RALEIGH – The tax code is chock full of exemptions, deductions, exclusions, and complexities. Self-styled tax reformers of every political stripe typically point this out and argue for simplicity, but all too often they fail to identify a coherent set of principles with which to judge specific tax provisions.

As a result, when criticizing the current tax code, these critics lump the indefensible in with the indispensable.

Exempting certain kinds of income, sales, or property from a tax base before applying the tax rate is not necessarily evidence of bias or favoritism. For example, if you levy a retail sales tax and fail to exempt business-to-business purchases of inputs, such as office supplies, then you create a tax bias. Large companies that can afford to produce much of what they need in-house get a lower tax bill to pass along to their consumers, employees, or owners. Small companies that buy inputs from other firms and then sell a taxable product end up with a higher tax bill to pass along. The resulting bias is unfair and inefficient.

A good example from the income tax is the tax treatment of investment. If you tax both the principal of an investment – say, $5,000 going into a mutual fund – as well as the return on that investment, the dividends and the capital gains, then you have double-taxed the same stream of investment income. You taxed it once as it went into the mutual fund, inherently reducing its earnings by an equivalent percentage, and then you taxed it again coming out. The resulting bias favors immediate consumption over savings (future consumption).

These are both examples of tax exclusions that increase the fairness and economic neutrality of the tax system.

In the property-tax area, North Carolina has long maintained a bias by failing to exclude unsold homes from the property-tax bills of the firms trying to sell them. The NC House just approved a bill to give homebuilders a three-year deferral of taxes on this unsold inventory. Supporters argued that the bill was designed to help a major industry that is struggling. Perhaps that’s true, but that’s not the proper justification for change the tax law.

The best argument is that unsold new homes should never have been on the property-tax rolls in the first place.

Local property taxes are a challenging and unpopular form of taxation. There are two potential justifications for them, it seems to me. One is that when you own physical property in a community, you tend to benefit from the provision of certain public services in rough proportion to the value of the property you own.

The other justification is that, at least in the long run, property values tend to rise commensurate with income. The more money people earn, the more house and developed land they can afford to buy or rent (remember, renters pay property taxes, too, they just don’t handle the bill before it’s sent in). Given that it would be the height of folly to authorize North Carolina localities to impose income taxes, a property tax acts as a sort of proxy. Again, the notion is that the more dollars you have to spend – the higher your standard of living – the more dollars you should pay to help finance public services from which you benefit, directly or indirectly.

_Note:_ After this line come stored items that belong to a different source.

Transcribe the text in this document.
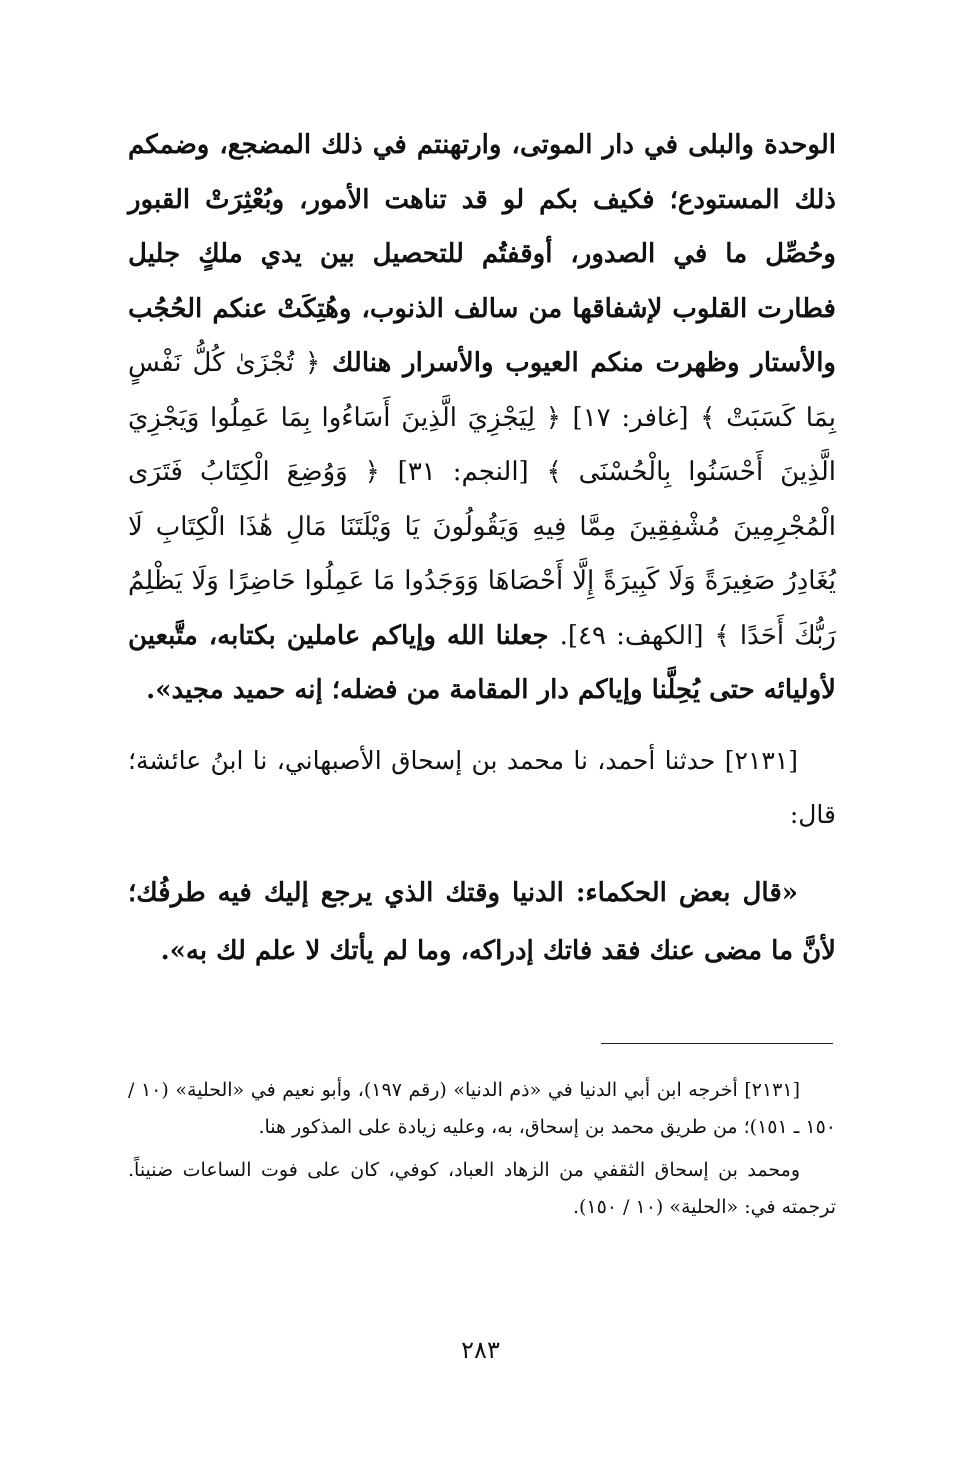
الوحدة والبلى في دار الموتى، وارتهنتم في ذلك المضجع، وضمكم ذلك المستودع؛ فكيف بكم لو قد تناهت الأمور، وبُعْثِرَتْ القبور وحُصِّل ما في الصدور، أوقفتُم للتحصيل بين يدي ملكٍ جليل فطارت القلوب لإشفاقها من سالف الذنوب، وهُتِكَتْ عنكم الحُجُب والأستار وظهرت منكم العيوب والأسرار هنالك ﴿ تُجْزَىٰ كُلُّ نَفْسٍ بِمَا كَسَبَتْ ﴾ [غافر: ١٧] ﴿ لِيَجْزِيَ الَّذِينَ أَسَاءُوا بِمَا عَمِلُوا وَيَجْزِيَ الَّذِينَ أَحْسَنُوا بِالْحُسْنَى ﴾ [النجم: ٣١] ﴿ وَوُضِعَ الْكِتَابُ فَتَرَى الْمُجْرِمِينَ مُشْفِقِينَ مِمَّا فِيهِ وَيَقُولُونَ يَا وَيْلَتَنَا مَالِ هَٰذَا الْكِتَابِ لَا يُغَادِرُ صَغِيرَةً وَلَا كَبِيرَةً إِلَّا أَحْصَاهَا وَوَجَدُوا مَا عَمِلُوا حَاضِرًا وَلَا يَظْلِمُ رَبُّكَ أَحَدًا ﴾ [الكهف: ٤٩]. جعلنا الله وإياكم عاملين بكتابه، متَّبعين لأوليائه حتى يُحِلَّنا وإياكم دار المقامة من فضله؛ إنه حميد مجيد».

[٢١٣١] حدثنا أحمد، نا محمد بن إسحاق الأصبهاني، نا ابنُ عائشة؛ قال:

«قال بعض الحكماء: الدنيا وقتك الذي يرجع إليك فيه طرفُك؛ لأنَّ ما مضى عنك فقد فاتك إدراكه، وما لم يأتك لا علم لك به».

[٢١٣١] أخرجه ابن أبي الدنيا في «ذم الدنيا» (رقم ١٩٧)، وأبو نعيم في «الحلية» (١٠ / ١٥٠ ـ ١٥١)؛ من طريق محمد بن إسحاق، به، وعليه زيادة على المذكور هنا.

ومحمد بن إسحاق الثقفي من الزهاد العباد، كوفي، كان على فوت الساعات ضنيناً. ترجمته في: «الحلية» (١٠ / ١٥٠).

٢٨٣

Now, apply these principles to the taxation of unsold homes. By definition, no one is residing in them. That means there’s little traffic going to and from them. No kids are waiting at the bus stop to be carted off to local schools. No residents are visiting the nearby public parks or libraries, signing up for county health programs, or using water and sewer.

Admittedly, there is some value to police and fire protection of the land and unoccupied structures. That may be an argument for a discounted tax rate, or perhaps a deferral rather than an outright exemption. But it can’t justify taxing housing inventory the same way occupied homes are taxed.

When analyzing tax policy, you have to start with some core principles. Mine are simplicity, neutrality, and equity. The latter two, in particular, lead me to believe that unsold homes shouldn’t be taxed the same as occupied ones. Let’s end that bias.